Back in 2008, IS’s then-emir Hamid al-Zawi (Abu Umar al-Baghdadi) gave his only speech devoted to the Palestine question. Al-Zawi laid out the “milestones of the HAMAS leadership’s betrayal”: participating in a political process under man-made, secular laws; implied recognition of Israel, since they recognise the U.N.; and allying with “apostate regimes”, including Asad’s Syria, which had among other things massacred the Brethren and many civilians at Hama in 1982. Al-Zawi’s call at the time was for the military leaders of Al-Qassam Brigades, regarded by IS as following the correct ideology and methodology, to overthrow the “deviant, corrupt political leadership” of HAMAS.

Last year, in the second speech of the current IS spokesman, Abu Hamza al-Qurayshi, even amid a fairly pointed condemnation of Donald Trump’s “deal of the century” and the moving of the U.S. Embassy in Israel to Jerusalem, directed the worst of his venom at HAMAS. Do not pay any attention to HAMAS”, Abu Hamza thundered: the group is “from the factions of shame” and is one of “the dogs of Iran”. HAMAS, dwelling in the “swamps of apostasy and depravity”, has nothing to say to Muslims, Abu Hamza went on. The “miscreant, apostate HAMAS movement and Hizbullat” have only “hollow statements and declarations”, said Abu Hamza.

When Al-Naba commented on the Embassy move itself, it obviously did not support it but said this was simply a symptom of a broader problem—and HAMAS was a larger element of that problem, since it gave Islamic covering to heresy.
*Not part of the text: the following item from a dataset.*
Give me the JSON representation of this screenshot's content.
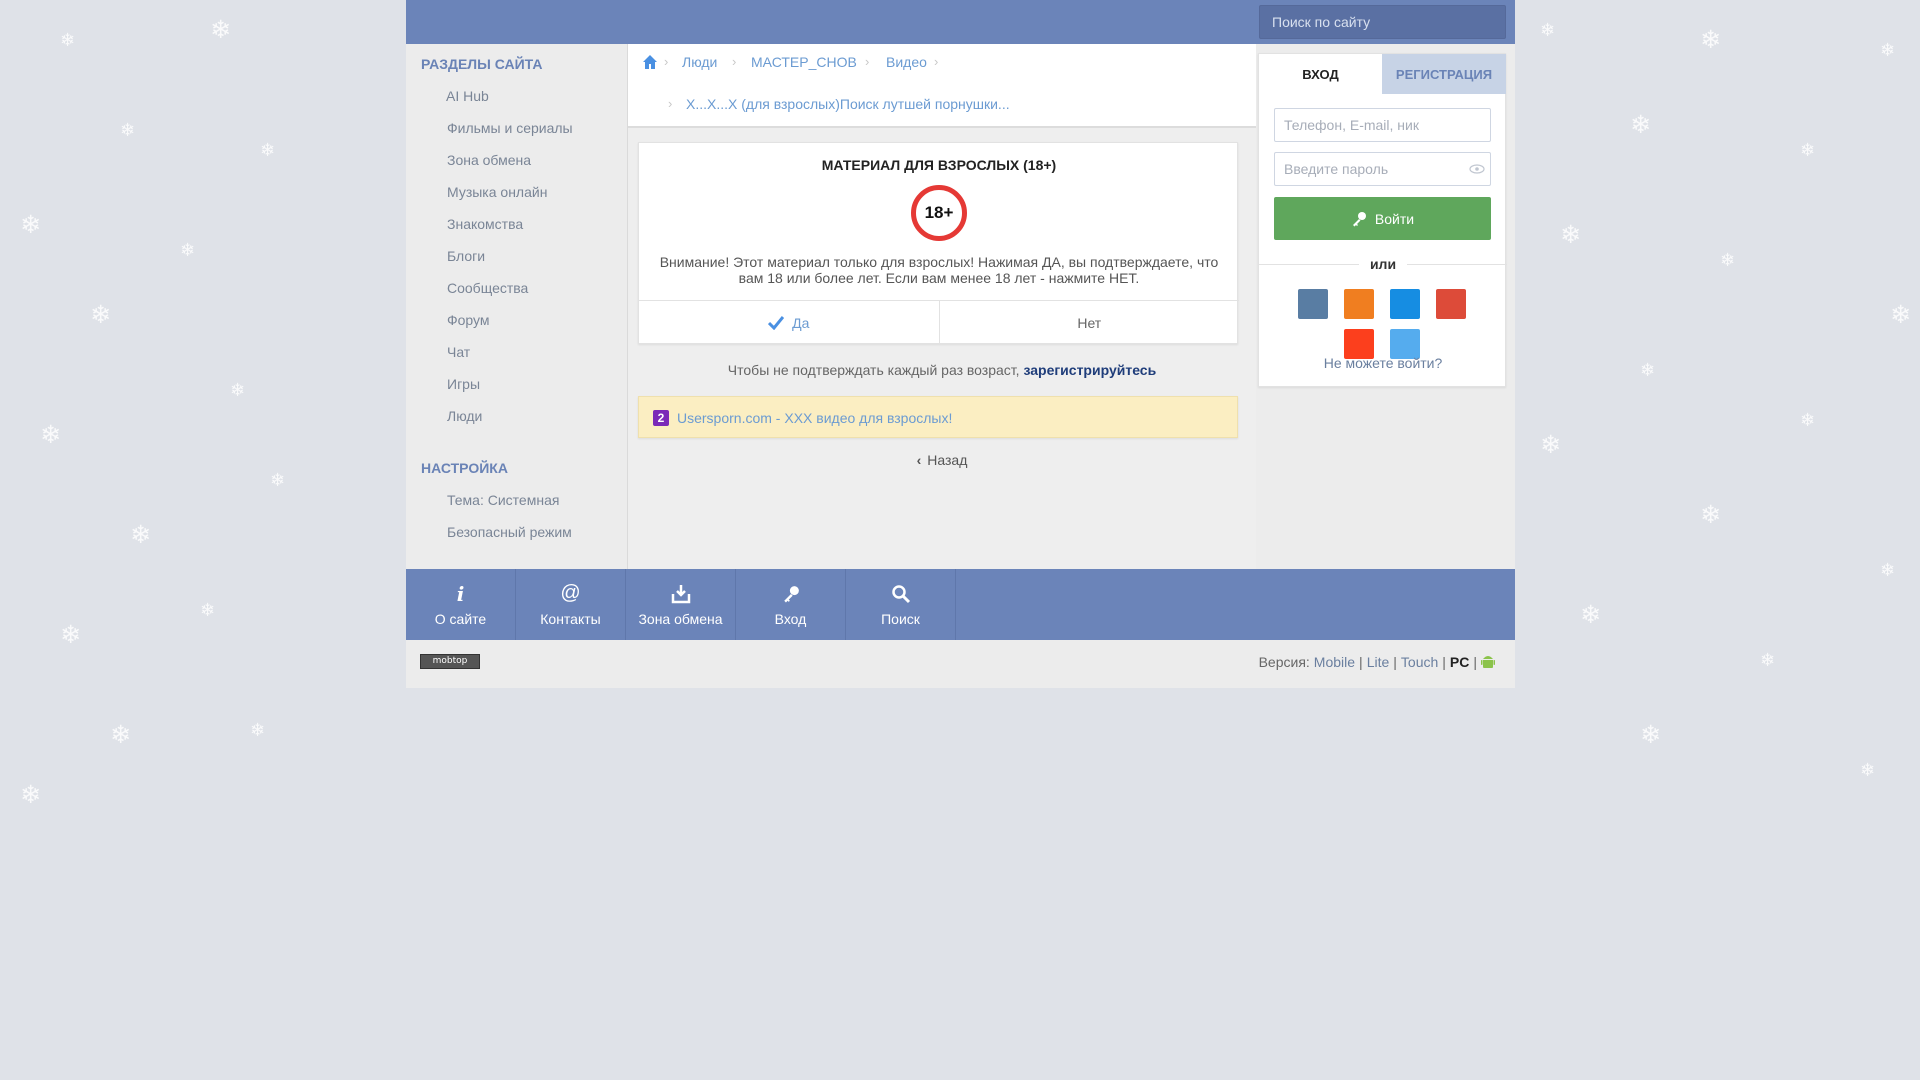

By keeping the jihadists out, HAMAS “protect the Jews from the blows of the mujahideen”, said Al-Naba, and since they rule by other than the shari’a they have affronted God and their “refuge is hell”.

[3] UPDATE: The Taliban referred to Fazli in a statement after he was killed as “an imam who backed the call of the Islamic Emirate”. That this was in the context of an anti-ISKP polemic, accusing the “mysterious ‘Daesh’ group” of being a front for the Afghan government, suggests an evidence-against-interest reason to believe Fazli had in fact changed loyalties and was a Taliban supporter at the time he was killed, a worrying trend among many as the Western withdrawal proceeds.